As public inquiries go, it won't be very public if Ottawa has its way, with key witnesses removed and the rest only taking questions in writing.
The long-delayed inquiry into Canada's handling of Afghan detainees is now facing a series of motions by Ottawa's lawyers that would restrict its scope, what it may make public and whether it can even begin to hear witnesses.
Allegations of inadequate safeguards to protect transferred detainees from abuse and torture were first published two years ago. Transferring prisoners to torture is a war crime as set out in the Geneva Conventions.
Although federal ministers and then-chief of defence staff General Rick Hillier initially ordered an internal board of inquiry and promised to co-operate with the independent probe, government lawyers have repeatedly sought to delay it and to thwart public hearings.
While the government's most recent motions could be overruled by the inquiry, it sets the stage for further legal delays as lawyers wrestle over what can be revealed about whether the Canadian military knowingly let prisoners be mistreated when they were handed to Afghan authorities.
The eight motions seek among other things, to eliminate witnesses, question the inquiry's jurisdiction and hold up proceedings.
One of the motions even asks to transfer the probe to the Canadian Forces' Provost Marshal, the military police, thus making it a private investigation.
“The onslaught has been quite extreme,” the inquiry's lead counsel, Freya Kristjanson, said about the government's legal moves, the latest in a series of manoeuvres by Ottawa to thwart the inquiry.
“The questions we ask and the evidence we deal with will be carefully structured to avoid important no-go zones. But the public deserves to hear this,” she said.
Along with the eight motions, the government is also opposing the inquiry's plans to question witnesses.
Instead of the usual back-and-forth and cross-examination process of an inquiry, the government would prefer that witnesses take questions in writing and then have the transcript of their answers edited before the inquiry lawyers sees them.
The inquiry wouldn't be able even to emulate past inquiries that looked into security matters and held some closed-door sessions.
To do that, it first has to be on a pre-approved schedule. The inquiry's request to be on that list was turned down by the office of Defence Minister Peter MacKay, Ms. Kristjanson said.
The matter still has to be resolved but she said she planned to call her first witness, a military police sergeant, on Oct. 13.
Ironically, the inquiry was created because Ottawa didn't want to release documents to a military watchdog.
The watchdog, the Military Police Complaints Commission, began its investigation 2 1/2 years ago after complaints from Amnesty International Canada and the B.C. Civil Liberties Association over allegations that suspects were mistreated once Canadian troops handed them to Afghan security forces.
However, the government repeatedly tried to forestall the investigation, invoking security concerns.
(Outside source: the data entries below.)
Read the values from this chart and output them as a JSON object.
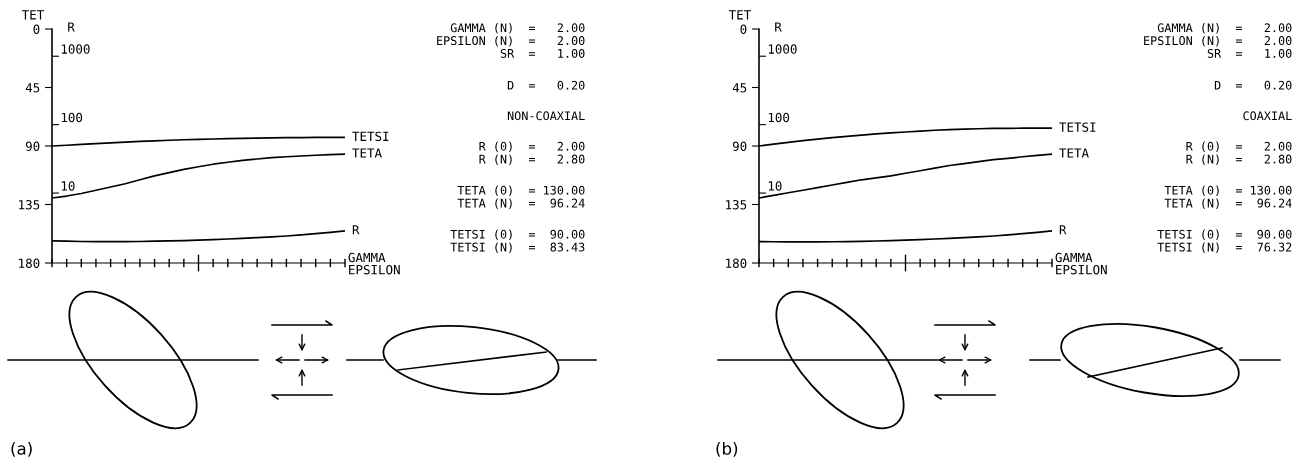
{
  "chart_data": [
    {
      "type": "line",
      "categories": [
        null,
        null,
        null,
        null,
        null,
        null,
        null,
        null,
        null,
        null,
        null,
        null,
        null,
        null,
        null,
        null,
        null,
        null,
        null,
        null,
        null
      ],
      "ylabel": "TET",
      "y2label": "R",
      "xlabel": "GAMMA\nEPSILON",
      "ylim": [
        180,
        0
      ],
      "yticks": [
        0,
        45,
        90,
        135,
        180
      ],
      "y2lim": [
        0.95,
        2500
      ],
      "y2ticks": [
        10,
        100,
        1000
      ],
      "log": "y2",
      "grid": false,
      "legend": false,
      "marker": "none",
      "line_style": "solid",
      "series": [
        {
          "name": "TETSI",
          "color": "#000000",
          "axis": "y",
          "values": [
            90,
            89.4,
            88.8,
            88.2,
            87.6,
            87,
            86.5,
            86,
            85.6,
            85.2,
            84.9,
            84.6,
            84.3,
            84.1,
            83.9,
            83.7,
            83.6,
            83.5,
            83.4,
            83.4,
            83.4
          ]
        },
        {
          "name": "TETA",
          "color": "#000000",
          "axis": "y",
          "values": [
            130,
            128.5,
            126.5,
            124,
            121.5,
            119,
            116,
            113,
            110.5,
            108,
            106,
            104,
            102.5,
            101,
            100,
            99,
            98.3,
            97.7,
            97.1,
            96.6,
            96.2
          ]
        },
        {
          "name": "R",
          "color": "#000000",
          "axis": "y2",
          "values": [
            2.0,
            1.98,
            1.96,
            1.95,
            1.95,
            1.95,
            1.96,
            1.98,
            2.0,
            2.02,
            2.05,
            2.09,
            2.13,
            2.18,
            2.23,
            2.29,
            2.36,
            2.45,
            2.55,
            2.67,
            2.8
          ]
        }
      ],
      "annotations": [
        "GAMMA (N)  =   2.00\nEPSILON (N)  =   2.00\nSR  =   1.00",
        "D  =   0.20",
        "NON-COAXIAL",
        "R (0)  =   2.00\nR (N)  =   2.80",
        "TETA (0)  = 130.00\nTETA (N)  =  96.24",
        "TETSI (0)  =  90.00\nTETSI (N)  =  83.43",
        "(a)"
      ]
    },
    {
      "type": "line",
      "categories": [
        null,
        null,
        null,
        null,
        null,
        null,
        null,
        null,
        null,
        null,
        null,
        null,
        null,
        null,
        null,
        null,
        null,
        null,
        null,
        null,
        null
      ],
      "ylabel": "TET",
      "y2label": "R",
      "xlabel": "GAMMA\nEPSILON",
      "ylim": [
        180,
        0
      ],
      "yticks": [
        0,
        45,
        90,
        135,
        180
      ],
      "y2lim": [
        0.95,
        2500
      ],
      "y2ticks": [
        10,
        100,
        1000
      ],
      "log": "y2",
      "grid": false,
      "legend": false,
      "marker": "none",
      "line_style": "solid",
      "series": [
        {
          "name": "TETSI",
          "color": "#000000",
          "axis": "y",
          "values": [
            90,
            88.6,
            87.2,
            85.9,
            84.7,
            83.6,
            82.6,
            81.6,
            80.7,
            79.9,
            79.2,
            78.5,
            77.9,
            77.4,
            77,
            76.7,
            76.5,
            76.4,
            76.3,
            76.3,
            76.3
          ]
        },
        {
          "name": "TETA",
          "color": "#000000",
          "axis": "y",
          "values": [
            130,
            128,
            126,
            124,
            122,
            120,
            118,
            116,
            114.5,
            113,
            111,
            109,
            107,
            105,
            103.5,
            102,
            100.5,
            99.5,
            98.3,
            97.2,
            96.2
          ]
        },
        {
          "name": "R",
          "color": "#000000",
          "axis": "y2",
          "values": [
            1.95,
            1.94,
            1.93,
            1.93,
            1.93,
            1.94,
            1.95,
            1.97,
            1.99,
            2.02,
            2.05,
            2.09,
            2.13,
            2.18,
            2.23,
            2.29,
            2.36,
            2.45,
            2.55,
            2.67,
            2.8
          ]
        }
      ],
      "annotations": [
        "GAMMA (N)  =   2.00\nEPSILON (N)  =   2.00\nSR  =   1.00",
        "D  =   0.20",
        "COAXIAL",
        "R (0)  =   2.00\nR (N)  =   2.80",
        "TETA (0)  = 130.00\nTETA (N)  =  96.24",
        "TETSI (0)  =  90.00\nTETSI (N)  =  76.32",
        "(b)"
      ]
    }
  ]
}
The witnesses Ottawa wants to remove include four generals who commanded Canadian troops in Afghanistan – David Fraser, Tim Grant, Michael Ward and Guy Laroche – along with Foreign Affairs and correctional staff who were in Afghanistan.
The motion said the inquiry hasn't proved those witnesses shared relevant information with military police about the treatment of detainees.
However, one witness, Richard Colvin, a diplomat formerly posted to Afghanistan, retained a lawyer to advise the inquiry that he had “personal knowledge of what the military police knew.”
The letter from Mr. Colvin's lawyer said he had evidence relating “to risks of torture resulting from the transfer of detainees to Afghan authorities.”
The legal tactics may delay the inquiry's work until the commissioner's term expires in December and he is replaced by another government appointee, said the lawyer for the two groups that filed the complaint.
“The Department of Justice lawyers are buzzing like bees over there, trying to come up with any gambit they can to stop this hearing,” said Paul Champ.
Despite a $2-million price tag, the inquiry was ordered in 2008 by MPCC chair Peter Tinsley because its subpoena powers could override Ottawa's refusal to provide documents.
Mr. Tinsley, a Liberal appointee, was advised last month that his one-term appointment would expire as scheduled on Dec. 11, a spokesman for Mr. MacKay said, declining to comment on who would the next appointee.
In previous moves, the government refused to provide documents, sought a court order to block the investigation and claimed that the MPCC has no jurisdiction because Canadian military police who hold detainees are engaged in military, not police, operations.